About 16K values with no distances sounds right.  We dropped the first ~12K because no year, and several other small blocks later in the data pull. 

In [14]:
merged_df.shape

(135061, 10)

In [15]:
# Find instances where there was a distance entry
# but no attribute entry
# print out the OBJECTID of these 

OBJECTID_all = fire_dist["OBJECTID"].drop_duplicates().tolist()
OBJECTID_merged = merged_df["OBJECTID"].drop_duplicates().tolist()
print(len(OBJECTID_all), len(OBJECTID_merged))

#missing_dist = []
#i = 0
#for obj in OBJECTID_all:
    #i+=1
    #if (i%1000 == 0):
        #print("weve checked", i)
    #if not obj in OBJECTID_merged:
        #print("Missing:", obj)
        #missing_dist.append(obj)

#missing_dist        


119030 119031


There are no fire distance datapoints that were not merged.  There is one extra value for OBJECTID in the merged dataset because some entries have "NAN", representing there was no fire dist to merge. 
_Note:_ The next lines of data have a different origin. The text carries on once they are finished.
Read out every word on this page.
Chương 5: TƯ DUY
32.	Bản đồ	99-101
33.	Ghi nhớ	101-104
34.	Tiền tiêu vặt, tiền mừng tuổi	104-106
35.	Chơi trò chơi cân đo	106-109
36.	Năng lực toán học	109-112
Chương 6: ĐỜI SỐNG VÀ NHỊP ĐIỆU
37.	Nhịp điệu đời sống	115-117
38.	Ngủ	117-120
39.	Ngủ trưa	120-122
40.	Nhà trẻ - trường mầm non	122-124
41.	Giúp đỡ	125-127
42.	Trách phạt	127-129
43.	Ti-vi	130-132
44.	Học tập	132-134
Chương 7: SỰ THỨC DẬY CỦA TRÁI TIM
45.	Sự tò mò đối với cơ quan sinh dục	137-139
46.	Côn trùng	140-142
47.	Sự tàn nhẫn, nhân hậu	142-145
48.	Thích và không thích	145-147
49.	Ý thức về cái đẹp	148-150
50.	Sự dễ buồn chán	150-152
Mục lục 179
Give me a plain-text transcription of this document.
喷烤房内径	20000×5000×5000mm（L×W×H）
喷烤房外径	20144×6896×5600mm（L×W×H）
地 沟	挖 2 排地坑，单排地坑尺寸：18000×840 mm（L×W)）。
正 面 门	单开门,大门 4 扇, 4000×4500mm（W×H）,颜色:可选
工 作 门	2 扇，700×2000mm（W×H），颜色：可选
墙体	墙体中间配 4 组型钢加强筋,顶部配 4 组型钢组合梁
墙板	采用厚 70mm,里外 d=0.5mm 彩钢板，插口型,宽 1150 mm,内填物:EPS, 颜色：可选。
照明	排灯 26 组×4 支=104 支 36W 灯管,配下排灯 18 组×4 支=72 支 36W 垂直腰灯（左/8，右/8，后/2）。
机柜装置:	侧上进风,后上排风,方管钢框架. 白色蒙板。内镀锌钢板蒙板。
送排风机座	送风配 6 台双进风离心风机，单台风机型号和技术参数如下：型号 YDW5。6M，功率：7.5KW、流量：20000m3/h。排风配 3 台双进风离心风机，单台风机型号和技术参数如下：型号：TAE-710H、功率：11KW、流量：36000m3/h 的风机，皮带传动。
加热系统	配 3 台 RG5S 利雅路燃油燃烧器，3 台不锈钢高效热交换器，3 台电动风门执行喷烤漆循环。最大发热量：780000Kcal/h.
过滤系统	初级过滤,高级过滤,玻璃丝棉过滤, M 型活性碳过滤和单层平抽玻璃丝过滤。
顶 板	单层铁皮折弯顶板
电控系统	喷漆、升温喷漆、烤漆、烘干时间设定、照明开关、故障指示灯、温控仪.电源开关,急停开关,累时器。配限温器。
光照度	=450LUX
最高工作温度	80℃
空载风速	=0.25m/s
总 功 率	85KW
# Step 4: Polish the Merged Dataset 
In the next code blocks, we drop data that doesn't have an object ID or distance value and fires before 1963.
Finally, we reset the index. 


In [16]:
# drop any rows that don't have an object ID 
final = merged_df[~merged_df["OBJECTID"].isna()]
final.shape

(119030, 10)

In [17]:
# drop any remaining rows that don't have a distance (these will be from "curvedRings")
final = final[~final["Distance to Kearny"].isna()]
final.shape

(118995, 10)

Looks like we had ~35 drops due to "curvedRings".  Sounds about right. 

Now drop fires that were too far away 

In [18]:
# Now we will drop any fires where distance > 1250
too_far = final["Distance to Kearny"] > 1250
print(f"Of the {len(too_far)} fires, there were {sum(too_far)} out of the 1250 mile range")
final = final[~too_far]
final.shape

Of the 118995 fires, there were 16725 out of the 1250 mile range


(102270, 10)

Now drop fires that were earlier than 1963

In [19]:
# Now drop any years less than 1963
too_early = final["Fire_Year"] < 1963
print(f"Of the {len(too_early)} fires left, there were {sum(too_early)} earlier than 1963")
final = final[~too_early]
final.shape


Of the 102270 fires left, there were 1298 earlier than 1963


(100972, 10)

In [20]:
# reset index 
final.set_index('OID_', inplace=True)

# Step 4: Save Cleaned and Merged Data to File 

In [21]:
f= "Data/fire_dat_merged.csv"
final.to_csv(f)